# Hart, ehrlich, direkt - Toxpack



## Eysenbeiss (24. Oktober 2009)

Aus gegebenem Anlass will ich euch mal mit der Nase auf eine Sparte stoßen, die völlig anders ist als das, was man sonst so aus den Charts kennt und selbst die meisten Internetradios spielen kaum vergleichbares:

www.toxpack.de & http://www.myspace.com/toxpackstreetcore für die üblichen Hörproben.

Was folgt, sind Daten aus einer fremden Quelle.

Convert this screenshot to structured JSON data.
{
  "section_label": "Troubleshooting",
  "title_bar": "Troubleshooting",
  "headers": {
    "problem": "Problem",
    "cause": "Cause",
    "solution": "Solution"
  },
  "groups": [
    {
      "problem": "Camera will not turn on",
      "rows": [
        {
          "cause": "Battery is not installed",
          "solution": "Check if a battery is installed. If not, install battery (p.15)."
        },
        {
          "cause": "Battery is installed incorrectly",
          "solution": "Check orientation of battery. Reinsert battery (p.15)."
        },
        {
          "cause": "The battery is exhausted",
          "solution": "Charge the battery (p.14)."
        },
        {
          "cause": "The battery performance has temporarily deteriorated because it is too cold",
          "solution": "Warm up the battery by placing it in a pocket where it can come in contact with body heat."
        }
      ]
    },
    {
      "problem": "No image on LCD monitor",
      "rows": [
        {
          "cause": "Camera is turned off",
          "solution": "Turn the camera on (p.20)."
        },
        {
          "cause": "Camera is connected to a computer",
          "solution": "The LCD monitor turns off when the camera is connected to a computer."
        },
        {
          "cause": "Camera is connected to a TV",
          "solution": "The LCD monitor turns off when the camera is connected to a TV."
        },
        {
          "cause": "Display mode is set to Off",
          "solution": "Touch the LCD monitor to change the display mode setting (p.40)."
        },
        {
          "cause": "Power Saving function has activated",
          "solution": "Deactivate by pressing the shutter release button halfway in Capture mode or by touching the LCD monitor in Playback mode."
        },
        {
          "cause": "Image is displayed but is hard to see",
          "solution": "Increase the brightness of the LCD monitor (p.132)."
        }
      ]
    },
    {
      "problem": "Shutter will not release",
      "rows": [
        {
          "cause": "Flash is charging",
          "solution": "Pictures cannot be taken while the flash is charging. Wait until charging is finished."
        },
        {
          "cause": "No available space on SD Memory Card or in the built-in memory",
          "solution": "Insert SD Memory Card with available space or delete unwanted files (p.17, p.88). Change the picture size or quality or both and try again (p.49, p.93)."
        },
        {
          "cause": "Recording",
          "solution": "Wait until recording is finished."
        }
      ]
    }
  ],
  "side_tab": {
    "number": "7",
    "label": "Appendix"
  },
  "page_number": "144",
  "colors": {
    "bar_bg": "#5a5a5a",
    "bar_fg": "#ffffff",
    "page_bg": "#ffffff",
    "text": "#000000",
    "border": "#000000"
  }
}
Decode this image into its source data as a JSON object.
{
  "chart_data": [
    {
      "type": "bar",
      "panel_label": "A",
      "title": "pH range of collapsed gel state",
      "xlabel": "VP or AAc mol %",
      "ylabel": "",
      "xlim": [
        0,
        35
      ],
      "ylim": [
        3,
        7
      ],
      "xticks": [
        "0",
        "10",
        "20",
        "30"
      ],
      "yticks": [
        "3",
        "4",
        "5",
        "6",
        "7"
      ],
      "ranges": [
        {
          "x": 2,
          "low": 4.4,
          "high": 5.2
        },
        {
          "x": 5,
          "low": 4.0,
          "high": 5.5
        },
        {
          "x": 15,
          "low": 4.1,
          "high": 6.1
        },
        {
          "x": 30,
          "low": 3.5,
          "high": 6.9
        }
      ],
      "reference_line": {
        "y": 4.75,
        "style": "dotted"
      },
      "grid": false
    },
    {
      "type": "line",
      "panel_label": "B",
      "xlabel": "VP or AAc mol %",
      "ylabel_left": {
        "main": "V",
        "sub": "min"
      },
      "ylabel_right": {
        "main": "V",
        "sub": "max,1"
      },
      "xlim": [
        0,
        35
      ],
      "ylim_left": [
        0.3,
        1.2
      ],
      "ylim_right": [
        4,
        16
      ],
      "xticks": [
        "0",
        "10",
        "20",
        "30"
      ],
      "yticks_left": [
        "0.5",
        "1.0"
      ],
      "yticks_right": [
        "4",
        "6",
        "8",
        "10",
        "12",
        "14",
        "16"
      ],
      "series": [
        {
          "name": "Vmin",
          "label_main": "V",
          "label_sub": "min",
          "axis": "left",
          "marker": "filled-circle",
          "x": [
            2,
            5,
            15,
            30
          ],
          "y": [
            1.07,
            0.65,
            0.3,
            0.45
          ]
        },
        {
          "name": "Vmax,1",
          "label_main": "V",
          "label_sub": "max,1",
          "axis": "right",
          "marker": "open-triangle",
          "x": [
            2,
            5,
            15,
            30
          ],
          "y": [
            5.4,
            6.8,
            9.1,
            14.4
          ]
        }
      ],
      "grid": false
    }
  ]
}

Die Jungs sind auch nicht erst seit gestern unterwegs und anlässlich des neuen Albums hier mal ein wenig Werbung dafür: Epidemie, 12 Songs vom feinstern und wer noch schnell genug ist, der bekommt sogar noch das Digi-Pack mit einem Bonustrack und Video zum Song "Ohne mich".


----------



## Eysenbeiss (6. November 2009)

Nach 14 Tagen kann man hier mal *pushen* ;-)


----------



## F-S-N (8. November 2009)

Hört sich für mich net neu an.....geht in die richtung onkelz, KC und so....is aber mal net schlecht werd ich mir mal anhören.


----------



## Eysenbeiss (11. November 2009)

F-S-N schrieb:


> Hört sich für mich net neu an.....geht in die richtung onkelz, KC und so....is aber mal net schlecht werd ich mir mal anhören.



Die Band gibts seit 8 Jahren, aber alle machen schon erheblich länger Mucke, Schulle mit den Bierpatrioten sogar recht bekannt.


----------